Precisamos de leveza. Respirar fundo ar puro. Tem sido muito pesado acompanhar as notícias, as trocas de opinião ou falta de respeito diante de tantas desgraças. O pior é que nós, reles e ordinários viventes do Sul Global, não decidimos nada desses horrores que estamos vivendo.
Um pouco mais de meia dúzia de endinheirados e líderes políticos (homens brancos) decidem os destinos da humanidade. Se vai ter guerra, se vão continuar a exploração de combustíveis fósseis… Esses caras definem mesmo a psicosfera de tantos lados de situações que interferem na nossa vida?
Há tantos desafios nesse momento da história da civilização. Talvez entre os mais cruéis estejam a “ebulição climática”, sua possibilidade de não retorno às temperaturas menos quentes, e as malditas guerras. Alguns decidem explodir os outros, mas os que morrem são inocentes civis. Então como não se abalar diante desses contextos?
Tenho tentado focar no local, fazer o que posso, no que está próximo de mim. Uma forma de resistir ao bombardeio midiático de tantas notícias que sempre escondem interesses. Confesso que acompanhar as questões locais, enquanto repórter, também não tem sido moleza.
Saiu esta semana uma reportagem minha no Extra Classe web, onde abordo a situação das Unidades de Triagem da Capital. Pra mim, foi uma bordoada saber que a prefeitura de Porto Alegre gasta com o nosso dinheiro R$ 4,6 milhões (valor de setembro) para “aterrar” tudo que a sociedade não quer perto em Minas do Leão. E mais R$2,8 milhões só para levar tudo de caminhões pela BR290, por 100km. Enquanto isso, as Unidades de Triagem recebem só R$ 5,4 mil por mês para manter operação, o que não dá para fechar a conta. Alguém já fez a conta de quantas toneladas de emissões de gases de efeito estufa produzimos só para tirar o “lixo” da nossa frente?
Realmente, quem acompanha a situação do que está nos rondando, pode acabar doente. Por isso, tenho procurado fazer ioga, completar palavras cruzadas, me abastecer de leituras edificantes, acompanhar canais do YouTube como o Corvo Seco, cantar no coral, treinar tênis de mesa, encontrar amigas e contemplar a natureza. Ao observarmos a magia do crescimento de uma flor que vira fruto, o transitar dos insetos e dos pássaros em volta das árvores é um alívio, um tipo de higiene mental.

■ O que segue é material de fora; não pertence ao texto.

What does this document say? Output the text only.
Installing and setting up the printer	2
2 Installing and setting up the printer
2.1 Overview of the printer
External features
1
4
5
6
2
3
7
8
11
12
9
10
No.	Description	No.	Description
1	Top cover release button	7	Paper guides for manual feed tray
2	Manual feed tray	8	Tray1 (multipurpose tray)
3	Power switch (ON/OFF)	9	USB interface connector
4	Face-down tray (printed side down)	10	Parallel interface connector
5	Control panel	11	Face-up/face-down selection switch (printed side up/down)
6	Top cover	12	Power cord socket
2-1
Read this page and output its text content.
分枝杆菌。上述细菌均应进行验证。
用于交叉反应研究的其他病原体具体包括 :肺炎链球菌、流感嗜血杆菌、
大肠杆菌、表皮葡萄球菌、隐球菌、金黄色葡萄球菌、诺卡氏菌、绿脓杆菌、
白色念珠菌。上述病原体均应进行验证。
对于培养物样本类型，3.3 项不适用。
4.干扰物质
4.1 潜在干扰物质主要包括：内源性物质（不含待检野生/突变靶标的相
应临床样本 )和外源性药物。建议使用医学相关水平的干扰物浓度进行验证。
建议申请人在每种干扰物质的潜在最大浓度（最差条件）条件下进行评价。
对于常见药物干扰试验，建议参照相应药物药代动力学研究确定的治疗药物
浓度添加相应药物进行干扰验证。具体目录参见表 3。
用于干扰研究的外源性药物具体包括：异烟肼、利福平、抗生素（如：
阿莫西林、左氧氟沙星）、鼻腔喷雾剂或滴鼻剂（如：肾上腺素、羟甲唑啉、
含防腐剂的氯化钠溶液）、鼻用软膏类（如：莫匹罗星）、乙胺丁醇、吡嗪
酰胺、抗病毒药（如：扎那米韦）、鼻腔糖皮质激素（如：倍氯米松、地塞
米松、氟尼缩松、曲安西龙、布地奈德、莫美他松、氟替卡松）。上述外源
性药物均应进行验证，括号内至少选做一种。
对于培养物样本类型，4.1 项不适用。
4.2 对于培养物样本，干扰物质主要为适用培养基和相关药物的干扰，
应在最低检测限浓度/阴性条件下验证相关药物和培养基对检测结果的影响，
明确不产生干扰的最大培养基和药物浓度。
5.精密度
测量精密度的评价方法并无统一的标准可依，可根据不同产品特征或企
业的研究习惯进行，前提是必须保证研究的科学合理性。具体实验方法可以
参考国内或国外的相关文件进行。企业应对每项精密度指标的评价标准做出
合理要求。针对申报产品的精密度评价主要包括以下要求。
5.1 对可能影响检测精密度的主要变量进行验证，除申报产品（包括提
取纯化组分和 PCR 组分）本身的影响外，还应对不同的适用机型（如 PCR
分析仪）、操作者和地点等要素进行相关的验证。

Precisamos saber nos proteger de tanta insanidade. Saber o que acontece, mas não nos deixar afetar. Lembro do meu início de carreira, como “foca”, assim chamam os repórteres novatos, sem experiência, quando precisava cobrir pautas de Polícia nos velhos tempo de Correio do Povo, ainda p&b. Naquele tempo, pré-internet, pré-celular, era obrigatório ir em todas as delegacias do Palácio da Polícia. Fazer a “ronda”, ou seja, ligar para todas as DPs da Grande Porto Alegre para saber se havia alguma novidade, caso, que devesse ser feita a cobertura.
No começo, não foi difícil. Até vibrava quando tinha alguma pauta mais emocionante. Mas com o passar do tempo, fui sentindo minha energia afetada por tantas desgraças. Tive que aprender a me preservar sob o ponto de vista energético. Não me deixar contaminar com as tristezas e os crimes que tinha que registrar. Até que chegou um ponto que pedi para sair da editoria.
Hoje, passados uns 30 anos daquele tempo, os desafios são parecidos. Só que não preciso ir até os locais de investigação ou dos crimes. Sou cercada de telas e tenho acesso redes e veículos de imprensa que pouco se importam com o impacto do que jogam para a população. Sinto que precisamos saber qual é o nosso limite, o que conseguimos suportar. E depende do nosso autoconhecimento.
Enfim, em meio a essa infodemia, como é bom passear com os olhos nos meus minijardins, pelos meus vasos com árvores frutíferas. Preciso voltar a colocar a mão no barro, fazer cerâmica. Por uma questão de sobrevivência da qualidade de vida, é necessário se refugiar em tipos diferentes de trincheira.